What we’re looking for is for the glutes to stabilize the pelvis at the top of the lift and not cause a tuck-under. A light ‘pinch’ or squeeze is totally sufficient. Just stand up tall!
4) The range of motion of your reps
Similarly, to moving your pelvis out of an ‘optimal position’ at the top of the rep, you can also do this at the bottom. For example, the ‘butt wink’ during the squat. If you’re noticing your symptoms of SUI increasing at the bottom of the rep, make adustments like reducing the range of motion by squatting to a box while building up depth and adequate lumbopelvic control.

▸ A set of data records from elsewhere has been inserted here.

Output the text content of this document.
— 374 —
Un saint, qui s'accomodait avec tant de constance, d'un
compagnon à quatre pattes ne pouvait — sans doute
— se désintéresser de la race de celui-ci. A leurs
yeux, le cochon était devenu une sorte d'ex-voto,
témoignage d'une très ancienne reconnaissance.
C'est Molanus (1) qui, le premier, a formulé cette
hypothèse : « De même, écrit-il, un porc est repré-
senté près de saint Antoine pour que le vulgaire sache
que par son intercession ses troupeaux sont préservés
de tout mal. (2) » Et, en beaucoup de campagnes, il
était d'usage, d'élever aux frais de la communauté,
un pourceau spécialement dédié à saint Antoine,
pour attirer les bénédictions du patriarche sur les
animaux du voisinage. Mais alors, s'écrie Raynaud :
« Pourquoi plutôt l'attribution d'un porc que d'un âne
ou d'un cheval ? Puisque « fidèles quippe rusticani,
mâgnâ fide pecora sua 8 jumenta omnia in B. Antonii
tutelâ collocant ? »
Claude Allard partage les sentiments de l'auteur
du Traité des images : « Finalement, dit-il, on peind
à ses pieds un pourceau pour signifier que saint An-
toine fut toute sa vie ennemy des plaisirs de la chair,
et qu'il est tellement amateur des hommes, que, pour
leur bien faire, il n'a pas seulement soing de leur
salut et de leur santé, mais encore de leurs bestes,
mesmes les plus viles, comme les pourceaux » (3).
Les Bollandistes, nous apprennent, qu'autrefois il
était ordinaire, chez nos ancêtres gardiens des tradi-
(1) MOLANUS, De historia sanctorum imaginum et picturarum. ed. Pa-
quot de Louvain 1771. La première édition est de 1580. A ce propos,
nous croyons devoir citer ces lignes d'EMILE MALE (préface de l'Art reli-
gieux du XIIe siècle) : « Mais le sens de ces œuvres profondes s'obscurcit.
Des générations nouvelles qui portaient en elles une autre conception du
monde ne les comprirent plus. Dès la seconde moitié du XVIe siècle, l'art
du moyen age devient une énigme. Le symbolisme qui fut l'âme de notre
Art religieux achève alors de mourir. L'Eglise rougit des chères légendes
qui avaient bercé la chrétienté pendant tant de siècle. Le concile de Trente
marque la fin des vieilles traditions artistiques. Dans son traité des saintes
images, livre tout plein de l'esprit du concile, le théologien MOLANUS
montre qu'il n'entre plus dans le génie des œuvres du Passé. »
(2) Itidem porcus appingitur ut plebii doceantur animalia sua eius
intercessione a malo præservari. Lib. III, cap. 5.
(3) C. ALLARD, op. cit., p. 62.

5) Lifting too much weight for where your body is currently at
The load you’re using during certain exercises is more than your pelvic floor muscles can tolerate and therefore cannot adequately maintain continence. Your form breaks (this ties in with the above), or you hold your breath and strain to get out of the bottom of you squat pushing too much force downwards. Your pelvic floor needs to be progressively overloaded, which means you need to gradually build weight over time.